Alors que les prix de tous les biens et services augmentent et que le recrutement d’employés est difficile, hausser les tarifs risque de faire fuir la clientèle, dit M. Lechasseur.

« C’est une ligne très fine qu’on ne doit pas dépasser pour respecter ce que le consommateur peut payer », dit-il.

Pour ses deux commerces, la facture de taxes municipales atteint 14 000 $ par année. La hausse lui coûtera donc environ 700 $ pour la prochaine année.

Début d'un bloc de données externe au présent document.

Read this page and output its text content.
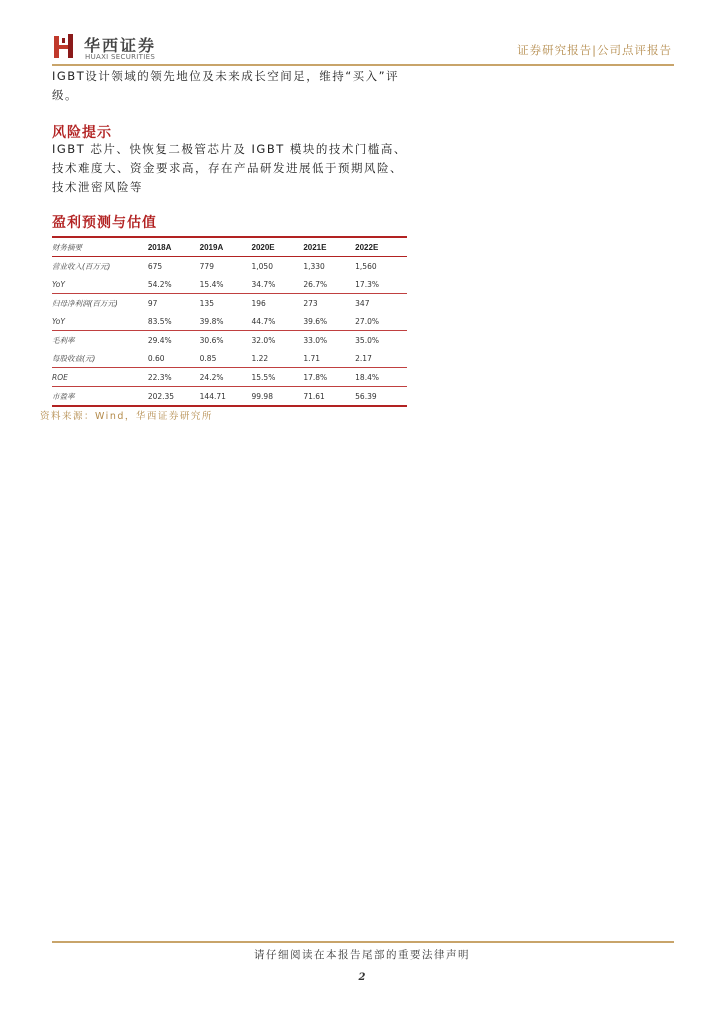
华西证券
HUAXI SECURITIES	证券研究报告|公司点评报告
IGBT设计领域的领先地位及未来成长空间足，维持“买入”评级。
风险提示
IGBT 芯片、快恢复二极管芯片及 IGBT 模块的技术门槛高、技术难度大、资金要求高，存在产品研发进展低于预期风险、技术泄密风险等
盈利预测与估值
财务摘要	2018A	2019A	2020E	2021E	2022E
营业收入(百万元)	675	779	1,050	1,330	1,560
YoY	54.2%	15.4%	34.7%	26.7%	17.3%
归母净利润(百万元)	97	135	196	273	347
YoY	83.5%	39.8%	44.7%	39.6%	27.0%
毛利率	29.4%	30.6%	32.0%	33.0%	35.0%
每股收益(元)	0.60	0.85	1.22	1.71	2.17
ROE	22.3%	24.2%	15.5%	17.8%	18.4%
市盈率	202.35	144.71	99.98	71.61	56.39
资料来源：Wind，华西证券研究所
请仔细阅读在本报告尾部的重要法律声明
2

« Ce qui rend la pilule difficile à avaler pour les entrepreneurs, c’est que le dernier scandale sur les dépenses municipales nous donne l’impression que la Ville gère mal ses finances », déplore-t-il.

Il rappelle aussi que plusieurs commerçants et entreprises devront commencer en janvier prochain à rembourser les prêts accordés par le gouvernement pendant la pandémie. « La hausse des taxes va affecter encore plus notre capacité de remboursement, fait-il remarquer. Ça va faire mal. »

« Sur une autre planète »

Pierre Riopel est propriétaire du duplex où il habite dans Villeray–Saint-Michel–Parc-Extension. « J’aime les huîtres, mais je ne peux plus m’en acheter », blague-t-il, en critiquant la hausse de taxes décidée mercredi par l’administration Plante. Elle s’élève à 5,2 % en moyenne pour les résidences de l’arrondissement.

« L’impression générale que j’ai, c’est que tout le monde se serre la ceinture. Et on a une administration qui est sur une autre planète. Je ne perçois aucune espèce de tentative de réduire les coûts, de réduire les dépenses », a-t-il asséné, quelques heures après la présentation du budget. « Je donne un exemple : le déneigement des pistes cyclables l’hiver, alors qu’il n’y a personne sur les pistes cyclables. »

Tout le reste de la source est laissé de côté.